Campaign rallies by President Donald Trump are COVID-19 superspreader events that have infected 30,000 people; led to the deaths of 700 others while massively increasing case numbers in most of the counties that hosted them.
Health experts have consistently slammed Trump for staging rallies where most participants show-up maskless and where social distancing is absent. New studies confirm the rallies have worsened coronavirus outbreaks in the counties that hosted them.
A new study by researchers at Stanford University estimates Trump's campaign rallies led to more than 30,000 confirmed COVID-19 cases. It studied 18 Trump rallies held between June 20 and Sept. 22 and analyzed COVID-19 data in the weeks after each event.
Researchers also compared the counties where the Trump rallies were held to counties with a similar trajectory of confirmed COVID-19 cases prior to the rally. Fifteen of the Trump rallies analyzed were indoors, which have lessened the chances for infections but didn't.
Researchers found the 18 rallies ultimately resulted in more than 30,000 confirmed cases of COVID-19. They also concluded the rallies likely led to more than 700 deaths among attendees and people they infected later on.

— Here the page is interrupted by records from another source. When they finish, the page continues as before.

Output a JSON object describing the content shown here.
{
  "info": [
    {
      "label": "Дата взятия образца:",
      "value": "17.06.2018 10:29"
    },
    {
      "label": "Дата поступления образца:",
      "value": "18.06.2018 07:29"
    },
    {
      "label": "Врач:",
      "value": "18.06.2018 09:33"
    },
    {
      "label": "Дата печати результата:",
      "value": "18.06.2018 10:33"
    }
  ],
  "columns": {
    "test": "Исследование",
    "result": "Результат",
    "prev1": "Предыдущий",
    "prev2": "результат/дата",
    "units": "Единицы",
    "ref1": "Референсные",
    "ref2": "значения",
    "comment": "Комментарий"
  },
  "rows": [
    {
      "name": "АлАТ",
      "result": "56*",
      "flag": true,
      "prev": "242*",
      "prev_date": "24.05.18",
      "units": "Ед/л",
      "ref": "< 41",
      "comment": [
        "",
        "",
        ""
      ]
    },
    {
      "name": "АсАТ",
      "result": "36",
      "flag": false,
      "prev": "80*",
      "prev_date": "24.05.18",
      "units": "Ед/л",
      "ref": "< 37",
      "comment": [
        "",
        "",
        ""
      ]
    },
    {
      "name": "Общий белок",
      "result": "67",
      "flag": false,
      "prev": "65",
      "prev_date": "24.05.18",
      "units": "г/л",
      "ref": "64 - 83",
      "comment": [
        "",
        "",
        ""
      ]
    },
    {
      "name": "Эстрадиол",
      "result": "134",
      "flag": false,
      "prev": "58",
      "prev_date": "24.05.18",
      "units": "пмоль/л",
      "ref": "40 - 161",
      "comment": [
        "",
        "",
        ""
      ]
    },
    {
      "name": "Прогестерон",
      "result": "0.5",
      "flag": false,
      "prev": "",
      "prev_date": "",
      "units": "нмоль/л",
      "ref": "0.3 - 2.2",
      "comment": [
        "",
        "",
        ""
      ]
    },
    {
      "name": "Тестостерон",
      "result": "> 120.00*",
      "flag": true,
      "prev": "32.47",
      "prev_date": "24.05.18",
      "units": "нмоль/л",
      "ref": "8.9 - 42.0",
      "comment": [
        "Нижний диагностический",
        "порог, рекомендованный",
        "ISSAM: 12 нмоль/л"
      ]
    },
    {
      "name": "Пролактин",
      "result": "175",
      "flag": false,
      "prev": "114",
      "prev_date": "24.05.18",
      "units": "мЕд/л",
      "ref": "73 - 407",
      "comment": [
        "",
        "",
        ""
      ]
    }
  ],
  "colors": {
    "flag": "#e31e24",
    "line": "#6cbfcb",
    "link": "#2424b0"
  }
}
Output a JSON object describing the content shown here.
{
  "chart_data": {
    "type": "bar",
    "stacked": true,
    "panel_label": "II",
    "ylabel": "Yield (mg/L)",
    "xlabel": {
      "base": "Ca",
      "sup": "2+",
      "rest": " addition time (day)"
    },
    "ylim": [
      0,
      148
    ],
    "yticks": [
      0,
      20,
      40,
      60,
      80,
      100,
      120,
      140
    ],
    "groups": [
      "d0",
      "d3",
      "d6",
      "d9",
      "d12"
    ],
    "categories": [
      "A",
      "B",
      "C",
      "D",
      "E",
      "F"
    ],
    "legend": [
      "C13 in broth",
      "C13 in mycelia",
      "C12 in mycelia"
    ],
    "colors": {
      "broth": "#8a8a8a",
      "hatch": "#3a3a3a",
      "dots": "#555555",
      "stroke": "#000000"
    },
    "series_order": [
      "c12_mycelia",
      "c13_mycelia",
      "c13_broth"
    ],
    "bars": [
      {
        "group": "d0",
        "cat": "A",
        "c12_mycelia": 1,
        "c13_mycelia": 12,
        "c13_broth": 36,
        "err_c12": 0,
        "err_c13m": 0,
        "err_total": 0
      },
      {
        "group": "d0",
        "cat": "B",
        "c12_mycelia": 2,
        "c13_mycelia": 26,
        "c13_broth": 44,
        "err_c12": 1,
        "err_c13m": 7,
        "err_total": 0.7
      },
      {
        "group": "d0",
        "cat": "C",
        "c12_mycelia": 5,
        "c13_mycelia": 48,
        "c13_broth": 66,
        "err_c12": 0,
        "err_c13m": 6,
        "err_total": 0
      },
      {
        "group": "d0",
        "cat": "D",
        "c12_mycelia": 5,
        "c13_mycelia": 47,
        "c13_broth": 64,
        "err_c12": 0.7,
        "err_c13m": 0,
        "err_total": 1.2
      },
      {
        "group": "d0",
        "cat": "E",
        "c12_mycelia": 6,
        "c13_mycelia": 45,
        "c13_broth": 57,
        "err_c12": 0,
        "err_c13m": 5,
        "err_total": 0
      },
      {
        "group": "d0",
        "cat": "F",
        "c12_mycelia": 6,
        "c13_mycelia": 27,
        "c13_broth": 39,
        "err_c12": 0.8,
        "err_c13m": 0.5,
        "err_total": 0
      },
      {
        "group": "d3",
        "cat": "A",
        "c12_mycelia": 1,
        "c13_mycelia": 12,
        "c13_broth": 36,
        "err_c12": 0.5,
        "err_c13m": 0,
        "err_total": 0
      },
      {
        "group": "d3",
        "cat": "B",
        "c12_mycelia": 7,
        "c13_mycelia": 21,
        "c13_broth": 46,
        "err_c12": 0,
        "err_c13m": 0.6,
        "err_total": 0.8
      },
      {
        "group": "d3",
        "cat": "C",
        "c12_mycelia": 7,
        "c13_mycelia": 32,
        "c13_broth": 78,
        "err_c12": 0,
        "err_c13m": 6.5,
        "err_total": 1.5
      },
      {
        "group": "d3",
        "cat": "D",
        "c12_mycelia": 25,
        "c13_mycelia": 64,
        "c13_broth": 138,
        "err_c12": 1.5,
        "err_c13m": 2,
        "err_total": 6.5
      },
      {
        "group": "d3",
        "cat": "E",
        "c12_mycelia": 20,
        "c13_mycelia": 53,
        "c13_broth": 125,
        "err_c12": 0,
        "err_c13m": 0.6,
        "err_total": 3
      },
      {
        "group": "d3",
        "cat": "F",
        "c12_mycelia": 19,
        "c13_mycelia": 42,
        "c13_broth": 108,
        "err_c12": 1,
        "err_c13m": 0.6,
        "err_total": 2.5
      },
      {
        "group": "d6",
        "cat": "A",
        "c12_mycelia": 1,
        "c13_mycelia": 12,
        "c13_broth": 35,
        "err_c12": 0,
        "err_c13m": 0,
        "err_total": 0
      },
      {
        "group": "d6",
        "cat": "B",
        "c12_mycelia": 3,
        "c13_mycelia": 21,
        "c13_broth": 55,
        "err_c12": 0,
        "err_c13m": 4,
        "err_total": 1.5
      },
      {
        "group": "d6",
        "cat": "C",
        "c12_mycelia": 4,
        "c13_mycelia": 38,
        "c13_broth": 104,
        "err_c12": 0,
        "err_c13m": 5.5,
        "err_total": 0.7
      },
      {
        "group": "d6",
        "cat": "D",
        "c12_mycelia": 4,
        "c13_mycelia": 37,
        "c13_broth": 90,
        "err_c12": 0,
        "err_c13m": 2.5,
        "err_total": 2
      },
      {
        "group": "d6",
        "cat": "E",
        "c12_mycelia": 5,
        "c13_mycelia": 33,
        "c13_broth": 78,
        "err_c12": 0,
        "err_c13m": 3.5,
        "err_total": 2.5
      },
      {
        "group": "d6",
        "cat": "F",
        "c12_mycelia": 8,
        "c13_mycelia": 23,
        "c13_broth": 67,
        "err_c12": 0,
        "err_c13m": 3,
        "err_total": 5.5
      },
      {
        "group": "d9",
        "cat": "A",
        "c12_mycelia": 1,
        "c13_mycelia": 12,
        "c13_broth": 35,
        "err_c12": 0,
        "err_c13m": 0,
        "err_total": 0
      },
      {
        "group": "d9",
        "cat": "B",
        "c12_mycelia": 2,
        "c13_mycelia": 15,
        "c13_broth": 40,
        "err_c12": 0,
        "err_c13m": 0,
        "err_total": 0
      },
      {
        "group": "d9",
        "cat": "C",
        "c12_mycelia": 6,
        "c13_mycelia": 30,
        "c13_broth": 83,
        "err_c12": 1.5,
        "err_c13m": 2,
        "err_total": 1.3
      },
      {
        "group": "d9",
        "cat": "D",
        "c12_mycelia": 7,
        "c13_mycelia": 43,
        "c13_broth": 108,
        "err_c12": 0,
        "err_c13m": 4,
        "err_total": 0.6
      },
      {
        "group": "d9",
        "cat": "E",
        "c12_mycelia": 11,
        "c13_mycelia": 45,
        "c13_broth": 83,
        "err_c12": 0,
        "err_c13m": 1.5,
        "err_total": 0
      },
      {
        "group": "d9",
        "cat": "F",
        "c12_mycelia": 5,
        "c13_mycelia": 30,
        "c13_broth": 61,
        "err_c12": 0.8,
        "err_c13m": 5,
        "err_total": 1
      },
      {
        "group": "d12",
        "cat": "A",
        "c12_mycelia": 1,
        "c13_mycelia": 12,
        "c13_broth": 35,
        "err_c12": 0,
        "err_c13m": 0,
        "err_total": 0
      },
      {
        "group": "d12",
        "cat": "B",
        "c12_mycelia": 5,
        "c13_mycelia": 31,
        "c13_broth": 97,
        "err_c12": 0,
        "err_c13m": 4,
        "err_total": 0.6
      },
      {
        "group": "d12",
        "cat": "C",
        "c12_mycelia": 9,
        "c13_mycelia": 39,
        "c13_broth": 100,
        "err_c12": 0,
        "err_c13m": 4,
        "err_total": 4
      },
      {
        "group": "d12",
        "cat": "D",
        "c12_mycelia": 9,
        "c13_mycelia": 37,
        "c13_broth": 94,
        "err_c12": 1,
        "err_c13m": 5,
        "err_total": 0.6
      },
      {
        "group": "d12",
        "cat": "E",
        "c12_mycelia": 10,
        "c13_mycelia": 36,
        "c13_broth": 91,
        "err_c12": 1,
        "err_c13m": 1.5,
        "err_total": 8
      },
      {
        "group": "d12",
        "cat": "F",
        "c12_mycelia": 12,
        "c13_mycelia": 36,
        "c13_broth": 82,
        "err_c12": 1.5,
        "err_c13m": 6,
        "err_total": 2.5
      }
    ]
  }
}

Researchers said their findings confirm the warnings and recommendations of public health officials about the high risk of COVID-19 transmission at campaign rallies and large group gatherings. The risk of widespread infections increases "particularly when the degree of compliance with guidelines concerning the use of masks and social distancing is low."
"The communities in which Trump rallies took place paid a high price in terms of disease and death," said B. Douglas Bernheim, chairman of Stanford's economics department and a lead author of the paper, which has yet to undergo peer review. The study was published in the open access preprint platform, SSRN.
The results of the Stanford study have much in common with a similar study conducted by CNN. A CNN study of 17 Trump campaign rallies found 14 of the host counties, or 82% of the total, saw a higher rate of new COVID-19 cases one month after the rally. The 17 rallies took place between August 17 and September 26.
The CNN study evaluated the rate of new daily cases per 100,000 residents four weeks before the rally, on the rally date, and four weeks after the rally at the county and state level.
Of the 14 counties that saw higher infection rates, eight had declining infection rates in the month before the Trump rally. The other six counties already had rising infection rates in the preceding month.
CNN's analysis also found the new rates of infection in 10 counties grew faster than the overall rate for the state.